The receiver has declared a 50 per cent. dividend to its depositors; and this suit is to recover 50 per cent. of the amount of these two checks.
The plaintiff bases his right of recovery on the alleged insolvency of the bank at the time these two checks were paid, and contends that the date of such insolvency is fixed as of March 6, 1933, the date of the closing of the bank by Presidential Proclamation. The defendant denies that the Presidential Proclamation has any such effect.
The Supreme Court of the District of Columbia, in the case Daly Brothers v. Thomas Hickman, Conservator of the Franklin National Bank, 55568 In Equity, held, in a case involving the payment by the bank of items not coming within the regulations of the Secretary of the Treasury, that the bank must be deemed to have been insolvent when it was closed on March 6, 1933. This case, as we view it, affords no help in the present situation. The payments in question were directly permitted by the Treasury Department regulations. However, even then the payments could not have been made without creating a preference, if the bank was either insolvent or in contemplation of insolvency at the time the payments were made. Under the National Banking Act (section 91, title 12 USCA), if the bank be either insolvent or in contemplation thereof, it is not permitted to transfer any of its assets.
The courts have held that a bank is in contemplation of insolvency when the facts become reasonably apparent to its officers, and the intent to give a preference is presumed when a payment is made to a creditor by a bank whose officers know of its insolvency and that it cannot pay all of its creditors in full. Federal Intermediate Credit Bank of Omaha v. L'Herisson (C.C.A.) 33 F.2d 841.
As we view the Presidential Proclamation, it was not a declaration of insolvency of all the banks of the United States which suspended banking operations except in permitted instances, and it cannot so be held determinative of the insolvency of this bank. The defendant in the instant case denies that the payments in question were made after the determination of insolvency or in contemplation thereof. Therefore comes the question of proof as to whether or not these particular payments were made when the bank was insolvent or in contemplation thereof.

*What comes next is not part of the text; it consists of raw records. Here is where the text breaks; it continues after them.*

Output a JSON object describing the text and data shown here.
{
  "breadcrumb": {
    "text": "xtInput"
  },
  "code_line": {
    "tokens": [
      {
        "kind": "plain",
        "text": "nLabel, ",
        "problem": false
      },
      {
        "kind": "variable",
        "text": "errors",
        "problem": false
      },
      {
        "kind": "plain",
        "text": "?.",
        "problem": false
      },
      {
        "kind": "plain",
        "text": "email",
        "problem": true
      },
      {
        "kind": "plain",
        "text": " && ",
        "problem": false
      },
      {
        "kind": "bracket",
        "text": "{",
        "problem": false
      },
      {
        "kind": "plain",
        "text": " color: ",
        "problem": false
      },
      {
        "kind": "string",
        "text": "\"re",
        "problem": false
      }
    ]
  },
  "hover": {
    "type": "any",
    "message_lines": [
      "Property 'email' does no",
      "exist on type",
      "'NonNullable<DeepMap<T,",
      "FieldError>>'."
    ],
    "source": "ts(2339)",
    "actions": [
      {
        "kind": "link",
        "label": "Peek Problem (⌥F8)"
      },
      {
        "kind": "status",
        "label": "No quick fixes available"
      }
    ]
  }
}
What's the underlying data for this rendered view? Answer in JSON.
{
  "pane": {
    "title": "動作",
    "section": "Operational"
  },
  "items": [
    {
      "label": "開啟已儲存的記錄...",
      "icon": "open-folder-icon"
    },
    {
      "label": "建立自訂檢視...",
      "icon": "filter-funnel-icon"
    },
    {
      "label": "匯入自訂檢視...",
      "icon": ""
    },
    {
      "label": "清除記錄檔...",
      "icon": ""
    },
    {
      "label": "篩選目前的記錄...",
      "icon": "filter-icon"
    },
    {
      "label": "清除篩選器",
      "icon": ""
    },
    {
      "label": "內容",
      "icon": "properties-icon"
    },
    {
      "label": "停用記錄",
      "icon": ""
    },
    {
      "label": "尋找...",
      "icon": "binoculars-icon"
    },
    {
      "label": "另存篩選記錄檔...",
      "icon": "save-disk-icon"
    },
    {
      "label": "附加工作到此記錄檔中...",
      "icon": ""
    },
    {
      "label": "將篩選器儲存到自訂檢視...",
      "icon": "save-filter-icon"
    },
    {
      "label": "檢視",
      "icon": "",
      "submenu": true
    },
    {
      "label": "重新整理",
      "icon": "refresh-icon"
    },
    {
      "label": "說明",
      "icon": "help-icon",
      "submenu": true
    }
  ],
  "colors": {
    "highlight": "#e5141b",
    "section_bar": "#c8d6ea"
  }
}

It would seem to us that in a permitted payment of this character, the appointment of the conservator of the bank would be more clearly indicative of the facts of insolvency than the Presidential Proclamation. At any rate, it would appear that this is not a case where we could give summary judgment, because if these payments were made in contemplation of insolvency independently of the actual date of the closing of the bank by the appointment of a conservator or by Presidential Proclamation, that is a fact which must be proved, as there has been a denial of any such contemplation on the part of the bank officials when these two checks were paid.
We, therefore, must deny the judgment for want of a sufficient affidavit of defense, and shall let the case go to trial on the issue of whether or not the two payments in question were made when the bank was either insolvent or in contemplation of insolvency. An order will be entered accordingly.